Mandt’s Zwarte Zeekoet 2015 aanvaard: nieuw voor Nederland
De eerste-zomer Zwarte Zeekoet die op 27 juni 2015 in de Jacobahaven van Noord-Beveland ZL werd gefotografeerd, is aanvaard als de eerste Mandt’s Zwarte Zeekoet. Dat werd lange tijd vermoed, maar een goed determinatie-overzicht van dit taxon ontbrak tot voor kort, en ondersoortdeterminatie is omschreven als ‘complex and clinal’ (Butler et al 2020). Na een publicatie in British Birds (McInerny & McGowan 2021), op basis van literatuur- en balgenonderzoek, is de vogel een kleine zeven jaar later alsnog aanvaard. Er zijn in Europa maar heel weinig goed gedocumenteerde gevallen buiten het Arctische gebied.
Siberische Noordelijke Klapekster 1909: nieuw voor Nederland
Van een knap ontdekte balg in museum Naturalis, verzameld in november 1909 bij Nuenen NB wijzen zowel de uiterlijke kenmerken als een DNA-analyse op de eerste Siberische Noordelijke Klapekster voor Nederland. De administratie van destijds onderbouwt dat de datum en locatie juist zijn.

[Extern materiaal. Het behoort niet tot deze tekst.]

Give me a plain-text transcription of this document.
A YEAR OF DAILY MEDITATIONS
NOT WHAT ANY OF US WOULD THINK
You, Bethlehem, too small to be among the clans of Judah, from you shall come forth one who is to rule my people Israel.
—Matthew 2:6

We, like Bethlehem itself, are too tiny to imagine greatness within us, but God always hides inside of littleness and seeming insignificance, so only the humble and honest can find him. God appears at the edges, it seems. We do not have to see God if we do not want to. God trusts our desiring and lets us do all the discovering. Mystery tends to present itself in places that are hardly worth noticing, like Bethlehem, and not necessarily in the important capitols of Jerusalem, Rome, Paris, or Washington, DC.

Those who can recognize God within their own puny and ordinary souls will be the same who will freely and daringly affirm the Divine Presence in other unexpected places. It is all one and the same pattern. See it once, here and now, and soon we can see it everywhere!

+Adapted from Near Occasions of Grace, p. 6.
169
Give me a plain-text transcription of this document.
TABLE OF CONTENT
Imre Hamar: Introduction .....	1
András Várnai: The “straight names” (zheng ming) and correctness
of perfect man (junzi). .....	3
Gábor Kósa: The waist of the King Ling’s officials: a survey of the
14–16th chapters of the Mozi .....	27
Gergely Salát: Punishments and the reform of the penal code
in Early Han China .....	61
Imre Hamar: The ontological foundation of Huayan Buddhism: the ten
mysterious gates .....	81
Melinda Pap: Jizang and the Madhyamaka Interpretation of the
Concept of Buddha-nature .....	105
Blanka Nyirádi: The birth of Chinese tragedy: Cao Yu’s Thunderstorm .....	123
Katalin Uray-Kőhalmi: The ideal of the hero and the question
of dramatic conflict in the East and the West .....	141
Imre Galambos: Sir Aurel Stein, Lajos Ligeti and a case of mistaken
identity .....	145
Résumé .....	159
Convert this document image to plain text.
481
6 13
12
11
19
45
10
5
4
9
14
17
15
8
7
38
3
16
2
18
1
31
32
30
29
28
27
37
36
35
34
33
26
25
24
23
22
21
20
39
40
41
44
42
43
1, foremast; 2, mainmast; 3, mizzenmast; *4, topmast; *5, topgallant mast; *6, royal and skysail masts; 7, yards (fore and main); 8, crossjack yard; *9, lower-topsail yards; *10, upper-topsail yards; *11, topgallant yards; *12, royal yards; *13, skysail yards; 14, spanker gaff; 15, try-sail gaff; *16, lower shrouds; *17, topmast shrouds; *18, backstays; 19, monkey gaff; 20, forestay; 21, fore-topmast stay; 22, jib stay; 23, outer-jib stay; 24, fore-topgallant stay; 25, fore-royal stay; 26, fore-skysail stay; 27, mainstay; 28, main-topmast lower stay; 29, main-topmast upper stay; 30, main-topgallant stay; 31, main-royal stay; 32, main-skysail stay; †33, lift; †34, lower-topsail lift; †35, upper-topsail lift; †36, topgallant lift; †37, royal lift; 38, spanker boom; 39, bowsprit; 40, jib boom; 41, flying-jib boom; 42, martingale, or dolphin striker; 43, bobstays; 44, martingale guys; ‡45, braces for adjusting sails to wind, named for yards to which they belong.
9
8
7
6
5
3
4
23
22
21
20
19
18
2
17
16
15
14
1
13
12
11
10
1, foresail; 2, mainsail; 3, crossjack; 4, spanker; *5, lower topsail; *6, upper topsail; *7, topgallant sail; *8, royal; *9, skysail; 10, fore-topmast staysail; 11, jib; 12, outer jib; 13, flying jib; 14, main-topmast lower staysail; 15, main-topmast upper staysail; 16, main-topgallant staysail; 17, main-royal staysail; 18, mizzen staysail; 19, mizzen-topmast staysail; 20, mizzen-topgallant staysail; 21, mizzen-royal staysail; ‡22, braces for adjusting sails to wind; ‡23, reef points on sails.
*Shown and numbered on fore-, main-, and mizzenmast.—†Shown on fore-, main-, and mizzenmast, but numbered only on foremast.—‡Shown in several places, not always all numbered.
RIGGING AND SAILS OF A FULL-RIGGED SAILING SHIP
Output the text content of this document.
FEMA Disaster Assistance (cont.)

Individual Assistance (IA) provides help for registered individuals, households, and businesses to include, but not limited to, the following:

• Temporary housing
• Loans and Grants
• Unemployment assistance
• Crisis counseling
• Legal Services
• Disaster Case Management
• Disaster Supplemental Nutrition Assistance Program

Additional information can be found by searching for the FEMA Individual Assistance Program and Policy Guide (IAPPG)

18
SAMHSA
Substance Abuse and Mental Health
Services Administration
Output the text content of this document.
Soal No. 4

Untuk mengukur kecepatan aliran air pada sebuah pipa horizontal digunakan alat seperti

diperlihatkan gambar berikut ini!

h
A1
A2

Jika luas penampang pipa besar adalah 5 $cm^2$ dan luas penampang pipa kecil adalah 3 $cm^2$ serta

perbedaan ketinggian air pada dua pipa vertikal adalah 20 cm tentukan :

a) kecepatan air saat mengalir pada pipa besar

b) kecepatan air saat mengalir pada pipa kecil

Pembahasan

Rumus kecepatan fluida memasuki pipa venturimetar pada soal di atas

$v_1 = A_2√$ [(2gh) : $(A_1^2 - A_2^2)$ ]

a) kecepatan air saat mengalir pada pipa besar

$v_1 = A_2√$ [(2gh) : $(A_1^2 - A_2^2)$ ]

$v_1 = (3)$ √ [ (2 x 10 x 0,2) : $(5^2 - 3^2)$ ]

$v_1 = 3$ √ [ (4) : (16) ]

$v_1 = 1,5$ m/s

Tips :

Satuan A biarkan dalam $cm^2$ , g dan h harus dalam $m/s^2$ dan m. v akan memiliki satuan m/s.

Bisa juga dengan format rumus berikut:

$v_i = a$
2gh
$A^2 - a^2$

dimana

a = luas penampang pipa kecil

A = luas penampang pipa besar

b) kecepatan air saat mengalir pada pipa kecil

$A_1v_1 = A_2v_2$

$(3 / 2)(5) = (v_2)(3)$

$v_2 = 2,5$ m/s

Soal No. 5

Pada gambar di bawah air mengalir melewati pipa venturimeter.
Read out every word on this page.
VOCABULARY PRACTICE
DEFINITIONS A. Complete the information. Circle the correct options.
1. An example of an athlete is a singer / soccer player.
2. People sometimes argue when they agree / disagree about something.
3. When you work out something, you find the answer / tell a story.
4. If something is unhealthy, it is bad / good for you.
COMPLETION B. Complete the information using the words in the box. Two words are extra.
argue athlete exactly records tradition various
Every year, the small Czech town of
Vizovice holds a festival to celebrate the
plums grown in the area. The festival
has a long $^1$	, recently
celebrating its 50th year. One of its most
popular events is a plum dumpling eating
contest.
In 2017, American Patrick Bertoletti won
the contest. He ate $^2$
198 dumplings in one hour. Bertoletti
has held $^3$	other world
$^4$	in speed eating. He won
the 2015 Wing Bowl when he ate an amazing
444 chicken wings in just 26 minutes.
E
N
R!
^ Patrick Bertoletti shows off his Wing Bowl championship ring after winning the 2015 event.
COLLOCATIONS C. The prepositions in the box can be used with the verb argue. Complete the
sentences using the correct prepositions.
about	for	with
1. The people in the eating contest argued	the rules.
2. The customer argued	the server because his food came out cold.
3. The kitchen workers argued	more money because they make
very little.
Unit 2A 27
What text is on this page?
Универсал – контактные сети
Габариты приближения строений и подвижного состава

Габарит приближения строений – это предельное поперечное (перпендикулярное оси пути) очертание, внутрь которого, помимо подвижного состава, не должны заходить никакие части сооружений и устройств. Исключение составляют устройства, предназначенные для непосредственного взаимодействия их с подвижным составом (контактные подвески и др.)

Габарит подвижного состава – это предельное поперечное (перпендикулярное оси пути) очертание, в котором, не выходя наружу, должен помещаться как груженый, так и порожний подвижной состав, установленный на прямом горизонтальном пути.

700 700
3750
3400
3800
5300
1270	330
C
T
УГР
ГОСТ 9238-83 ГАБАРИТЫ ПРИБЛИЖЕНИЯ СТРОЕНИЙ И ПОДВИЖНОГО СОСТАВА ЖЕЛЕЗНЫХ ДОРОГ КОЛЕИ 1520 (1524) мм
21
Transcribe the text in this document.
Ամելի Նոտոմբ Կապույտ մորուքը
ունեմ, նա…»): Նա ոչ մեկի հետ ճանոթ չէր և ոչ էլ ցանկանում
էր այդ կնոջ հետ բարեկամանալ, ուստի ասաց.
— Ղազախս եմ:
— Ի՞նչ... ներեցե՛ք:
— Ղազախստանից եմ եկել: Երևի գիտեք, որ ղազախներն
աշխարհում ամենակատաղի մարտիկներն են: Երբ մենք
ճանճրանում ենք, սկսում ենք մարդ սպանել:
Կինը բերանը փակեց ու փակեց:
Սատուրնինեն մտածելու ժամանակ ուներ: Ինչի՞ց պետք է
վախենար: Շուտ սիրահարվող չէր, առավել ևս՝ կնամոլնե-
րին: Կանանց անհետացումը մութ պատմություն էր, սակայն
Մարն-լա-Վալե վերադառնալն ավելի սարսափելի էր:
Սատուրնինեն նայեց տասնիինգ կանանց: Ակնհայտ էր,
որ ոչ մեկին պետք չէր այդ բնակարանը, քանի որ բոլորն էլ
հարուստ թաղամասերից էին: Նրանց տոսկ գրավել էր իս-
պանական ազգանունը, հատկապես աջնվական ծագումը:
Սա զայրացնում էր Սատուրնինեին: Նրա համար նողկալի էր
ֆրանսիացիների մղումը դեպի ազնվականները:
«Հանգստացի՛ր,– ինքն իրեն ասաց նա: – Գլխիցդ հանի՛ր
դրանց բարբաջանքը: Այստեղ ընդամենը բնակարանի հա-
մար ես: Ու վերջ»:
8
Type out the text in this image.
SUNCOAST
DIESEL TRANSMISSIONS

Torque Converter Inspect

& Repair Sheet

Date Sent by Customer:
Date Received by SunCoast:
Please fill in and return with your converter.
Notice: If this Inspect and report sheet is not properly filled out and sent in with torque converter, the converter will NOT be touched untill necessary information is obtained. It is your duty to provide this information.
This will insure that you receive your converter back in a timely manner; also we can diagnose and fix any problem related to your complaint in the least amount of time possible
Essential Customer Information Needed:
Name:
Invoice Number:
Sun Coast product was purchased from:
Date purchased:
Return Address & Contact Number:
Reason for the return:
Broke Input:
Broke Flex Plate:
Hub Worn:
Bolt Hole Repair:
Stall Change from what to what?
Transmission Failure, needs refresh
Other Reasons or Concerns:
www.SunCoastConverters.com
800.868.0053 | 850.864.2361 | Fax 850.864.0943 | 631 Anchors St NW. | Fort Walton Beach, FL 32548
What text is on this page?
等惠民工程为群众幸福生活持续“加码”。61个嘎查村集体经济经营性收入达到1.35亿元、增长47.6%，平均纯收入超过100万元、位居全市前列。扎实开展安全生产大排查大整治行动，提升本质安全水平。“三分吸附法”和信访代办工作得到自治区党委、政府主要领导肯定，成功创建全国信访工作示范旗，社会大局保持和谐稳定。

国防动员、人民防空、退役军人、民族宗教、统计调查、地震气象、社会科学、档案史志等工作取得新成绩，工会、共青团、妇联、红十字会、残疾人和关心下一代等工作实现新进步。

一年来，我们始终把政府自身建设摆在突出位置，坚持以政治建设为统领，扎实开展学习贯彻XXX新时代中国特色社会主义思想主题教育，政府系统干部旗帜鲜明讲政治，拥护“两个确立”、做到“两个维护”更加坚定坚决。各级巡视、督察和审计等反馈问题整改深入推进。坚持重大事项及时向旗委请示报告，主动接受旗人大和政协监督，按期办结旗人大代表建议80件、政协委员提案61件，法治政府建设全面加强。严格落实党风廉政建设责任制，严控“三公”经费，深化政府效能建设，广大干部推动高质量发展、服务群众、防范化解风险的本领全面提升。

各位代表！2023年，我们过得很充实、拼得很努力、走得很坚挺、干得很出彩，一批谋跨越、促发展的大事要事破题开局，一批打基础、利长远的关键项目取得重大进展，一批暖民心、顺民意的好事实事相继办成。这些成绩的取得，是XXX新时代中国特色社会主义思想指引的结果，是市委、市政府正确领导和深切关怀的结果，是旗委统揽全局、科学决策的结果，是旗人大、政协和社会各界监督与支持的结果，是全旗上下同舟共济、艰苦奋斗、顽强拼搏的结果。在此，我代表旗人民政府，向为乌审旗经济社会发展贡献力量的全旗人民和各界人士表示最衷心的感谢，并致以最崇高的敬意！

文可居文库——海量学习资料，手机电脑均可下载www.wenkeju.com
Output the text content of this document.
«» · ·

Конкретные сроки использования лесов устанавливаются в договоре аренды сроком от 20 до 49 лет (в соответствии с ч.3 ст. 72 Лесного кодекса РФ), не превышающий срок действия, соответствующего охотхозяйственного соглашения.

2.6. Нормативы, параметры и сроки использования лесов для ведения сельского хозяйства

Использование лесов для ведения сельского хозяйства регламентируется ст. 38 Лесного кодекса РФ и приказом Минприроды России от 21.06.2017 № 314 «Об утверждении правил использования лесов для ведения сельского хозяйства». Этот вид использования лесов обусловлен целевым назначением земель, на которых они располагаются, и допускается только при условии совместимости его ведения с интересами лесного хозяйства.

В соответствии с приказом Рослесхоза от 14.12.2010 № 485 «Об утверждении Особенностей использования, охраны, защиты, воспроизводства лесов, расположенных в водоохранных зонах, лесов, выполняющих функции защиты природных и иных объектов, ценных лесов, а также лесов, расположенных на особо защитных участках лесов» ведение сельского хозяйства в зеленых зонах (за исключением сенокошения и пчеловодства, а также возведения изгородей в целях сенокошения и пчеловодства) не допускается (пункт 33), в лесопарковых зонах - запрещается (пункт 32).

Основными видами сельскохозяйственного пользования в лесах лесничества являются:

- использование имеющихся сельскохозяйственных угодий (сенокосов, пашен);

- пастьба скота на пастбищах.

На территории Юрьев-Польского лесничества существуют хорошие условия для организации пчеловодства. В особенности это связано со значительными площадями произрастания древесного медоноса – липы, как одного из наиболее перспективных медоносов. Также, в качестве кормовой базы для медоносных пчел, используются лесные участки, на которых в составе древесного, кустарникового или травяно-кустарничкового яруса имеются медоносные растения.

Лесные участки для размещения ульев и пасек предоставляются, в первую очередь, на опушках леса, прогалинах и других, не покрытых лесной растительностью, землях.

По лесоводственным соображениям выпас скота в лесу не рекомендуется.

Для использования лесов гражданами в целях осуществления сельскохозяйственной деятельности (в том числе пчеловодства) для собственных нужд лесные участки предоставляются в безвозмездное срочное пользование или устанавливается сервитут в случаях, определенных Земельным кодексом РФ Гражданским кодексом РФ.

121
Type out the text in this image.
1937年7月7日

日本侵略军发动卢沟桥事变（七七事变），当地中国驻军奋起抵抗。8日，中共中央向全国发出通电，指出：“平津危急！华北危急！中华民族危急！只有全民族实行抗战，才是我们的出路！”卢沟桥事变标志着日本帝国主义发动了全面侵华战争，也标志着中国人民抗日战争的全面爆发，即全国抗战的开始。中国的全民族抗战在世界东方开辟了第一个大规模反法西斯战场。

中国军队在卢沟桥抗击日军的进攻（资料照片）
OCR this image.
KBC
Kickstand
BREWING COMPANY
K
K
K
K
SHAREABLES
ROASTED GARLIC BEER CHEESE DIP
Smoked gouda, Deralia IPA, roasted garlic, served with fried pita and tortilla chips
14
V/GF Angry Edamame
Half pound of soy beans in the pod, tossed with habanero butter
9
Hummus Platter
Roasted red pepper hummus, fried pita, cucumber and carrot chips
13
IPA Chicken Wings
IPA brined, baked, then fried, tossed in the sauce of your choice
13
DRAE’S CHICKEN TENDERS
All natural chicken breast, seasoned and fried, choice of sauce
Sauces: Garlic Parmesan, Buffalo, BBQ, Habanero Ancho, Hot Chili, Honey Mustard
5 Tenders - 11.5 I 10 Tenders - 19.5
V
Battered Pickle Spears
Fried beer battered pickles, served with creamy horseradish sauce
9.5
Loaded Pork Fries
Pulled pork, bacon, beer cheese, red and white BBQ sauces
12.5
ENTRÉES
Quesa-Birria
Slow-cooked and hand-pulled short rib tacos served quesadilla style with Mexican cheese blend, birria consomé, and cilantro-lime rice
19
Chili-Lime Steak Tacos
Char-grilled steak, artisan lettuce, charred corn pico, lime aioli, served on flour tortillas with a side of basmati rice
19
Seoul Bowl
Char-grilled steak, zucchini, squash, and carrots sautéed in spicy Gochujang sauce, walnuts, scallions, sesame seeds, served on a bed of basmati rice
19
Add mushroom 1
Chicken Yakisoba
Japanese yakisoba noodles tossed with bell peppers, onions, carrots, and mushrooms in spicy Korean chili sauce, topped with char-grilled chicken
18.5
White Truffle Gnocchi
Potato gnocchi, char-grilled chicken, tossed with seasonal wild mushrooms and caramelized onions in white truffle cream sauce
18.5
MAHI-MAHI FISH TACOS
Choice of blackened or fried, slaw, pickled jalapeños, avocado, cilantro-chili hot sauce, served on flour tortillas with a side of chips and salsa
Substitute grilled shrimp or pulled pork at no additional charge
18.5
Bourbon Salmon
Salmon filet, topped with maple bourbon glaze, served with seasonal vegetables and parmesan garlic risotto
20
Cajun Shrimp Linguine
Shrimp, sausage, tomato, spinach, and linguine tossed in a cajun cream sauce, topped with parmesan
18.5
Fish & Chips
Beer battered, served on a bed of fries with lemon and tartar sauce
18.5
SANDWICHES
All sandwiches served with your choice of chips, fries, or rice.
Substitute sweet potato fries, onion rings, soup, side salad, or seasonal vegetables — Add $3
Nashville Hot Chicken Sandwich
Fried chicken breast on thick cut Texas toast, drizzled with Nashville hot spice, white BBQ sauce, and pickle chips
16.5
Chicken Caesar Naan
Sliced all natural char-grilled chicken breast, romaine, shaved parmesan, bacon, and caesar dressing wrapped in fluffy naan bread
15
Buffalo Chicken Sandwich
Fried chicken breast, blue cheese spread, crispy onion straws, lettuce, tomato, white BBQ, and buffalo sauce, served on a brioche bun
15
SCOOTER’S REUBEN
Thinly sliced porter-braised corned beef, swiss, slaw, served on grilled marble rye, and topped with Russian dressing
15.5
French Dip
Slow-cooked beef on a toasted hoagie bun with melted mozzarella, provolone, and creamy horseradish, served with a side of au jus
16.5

Amoerkwikstaart 2020 niet aanvaard
De gemelde Amoerkwikstaart, die van zeker 16 april tot 5 november 2020 aanwezig was bij de Strypse Wetering ZH, is niet aanvaard. De vogel lijkt sterk op een Amoerkwikstaart maar een serie minderheidskenmerken (waaronder de tekening op flank, kop en borst en donkere basis van de middelste dekveren) en de niet met dit taxon geassocieerde roep, hebben de commissie doen besluiten de vogel niet te aanvaarden.